Given the expense and the difficulty of getting into (and remaining in) a Conservatory, none of those students is even remotely median. Some might come to us with academic problems, some with language problems. Some might need to be dragged kicking and screaming into theory, eartraining, history, or general education classes. But there’s not a slacker in the bunch. They’ve all made a serious commitment.

I’m not such an optimist as to ignore that a distressingly high percentage of young folks in the USA are emerging from twelve years of desultory public education with little to show save elementary literacy and maybe a few disassociated facts. Far too many Americans are ignorant of science, math, the arts, literature, civics, and the like. The United States is tragically steeped in superstition, shot through with ignorant religious fundamentalists who should be dismissed as silly crackpots but are given a public forum instead. Poorly-educated minds are easy prey to their simplistic notions, their blatant stupidity, their shoddy thinking. And there are far too many poorly-educated minds in our society. But has it ever been all that different? That little red schoolhouse of popular myth was mostly an educational disaster zone rather than a shining model. Literacy rates used to be far lower than they are now, and not just in the USA.

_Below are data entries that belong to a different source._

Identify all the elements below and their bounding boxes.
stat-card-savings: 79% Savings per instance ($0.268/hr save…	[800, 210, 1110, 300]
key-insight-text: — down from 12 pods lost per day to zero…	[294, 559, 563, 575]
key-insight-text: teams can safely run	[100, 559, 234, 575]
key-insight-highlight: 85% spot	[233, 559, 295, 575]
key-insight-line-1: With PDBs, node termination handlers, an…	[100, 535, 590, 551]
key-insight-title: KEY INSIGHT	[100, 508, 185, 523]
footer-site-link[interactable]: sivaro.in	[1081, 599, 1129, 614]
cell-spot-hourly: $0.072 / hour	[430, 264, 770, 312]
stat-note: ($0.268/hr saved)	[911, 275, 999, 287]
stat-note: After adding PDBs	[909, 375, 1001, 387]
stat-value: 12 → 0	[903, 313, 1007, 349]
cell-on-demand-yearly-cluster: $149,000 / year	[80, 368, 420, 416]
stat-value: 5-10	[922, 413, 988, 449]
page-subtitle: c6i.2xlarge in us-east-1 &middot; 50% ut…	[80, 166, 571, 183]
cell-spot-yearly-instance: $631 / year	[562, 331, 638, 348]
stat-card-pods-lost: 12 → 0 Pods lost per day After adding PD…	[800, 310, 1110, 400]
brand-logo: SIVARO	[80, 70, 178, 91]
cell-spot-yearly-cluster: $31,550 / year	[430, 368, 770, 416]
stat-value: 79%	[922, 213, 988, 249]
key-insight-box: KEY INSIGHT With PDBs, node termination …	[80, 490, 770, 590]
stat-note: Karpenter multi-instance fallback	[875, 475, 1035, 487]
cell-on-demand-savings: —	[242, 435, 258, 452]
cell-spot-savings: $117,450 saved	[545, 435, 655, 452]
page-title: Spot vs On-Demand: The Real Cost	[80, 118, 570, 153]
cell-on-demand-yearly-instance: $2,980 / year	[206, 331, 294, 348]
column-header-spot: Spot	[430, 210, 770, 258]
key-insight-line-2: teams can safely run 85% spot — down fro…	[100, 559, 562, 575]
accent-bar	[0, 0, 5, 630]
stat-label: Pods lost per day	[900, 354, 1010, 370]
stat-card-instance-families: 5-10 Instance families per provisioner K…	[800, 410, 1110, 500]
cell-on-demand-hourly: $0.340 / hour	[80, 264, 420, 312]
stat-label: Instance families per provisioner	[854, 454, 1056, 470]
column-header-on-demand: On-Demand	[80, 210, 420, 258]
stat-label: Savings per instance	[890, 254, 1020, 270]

It’s also clear to me that the United States is failing to take proper care of itself. The Bay Area, so recently an exemplar of everything bright and good in American life, has a distinctly run-down feel. San Francisco itself is a fairly new city, all the more so given the need to rebuild portions from scratch following major earthquakes. And yet sizeable areas—including the neighborhood immediately surrounding City Hall—are seedy and unkempt. The same is true all around the Bay Area save the high-income enclaves. The infrastructure is crumbling, services are shaky at best, entire sections of towns and cities have become dead zones to be entered only at high risk. Not only are such areas growing, they’re moving closer to the safer areas. Just two blocks south of the main UC Berkeley campus you enter a slum-in-progress pestered by druggies, vagrants, and petty criminals. How did this happen? How could it happen? Recently I depended on Google street view to see the RCA Victor Oakland recording studio and pressing plant where the San Francisco Symphony made its first recordings back in 1925. I would have driven over to examine the now-abandoned building for myself and take some pictures, but I wouldn’t enter that neighborhood without an armed convoy, even in the middle of the day.

The poor will be with us always, but the dividing lines between Have and Have Not have definitely widened. I’m not blind to the challenges of the future. But I teach some of the people who will be facing those challenges. How they will respond will be their own concern; I’ll be long gone. But I think they’ll make a better world, just as we have, for the most part anyway. It’s too easy to lose sight of the enormous progress we’ve made over the past fifty years. But the evidence is right there before me every day, in the form of a generation of bright, committed, and inspiring students. For them to be here at all, we must have been doing something right.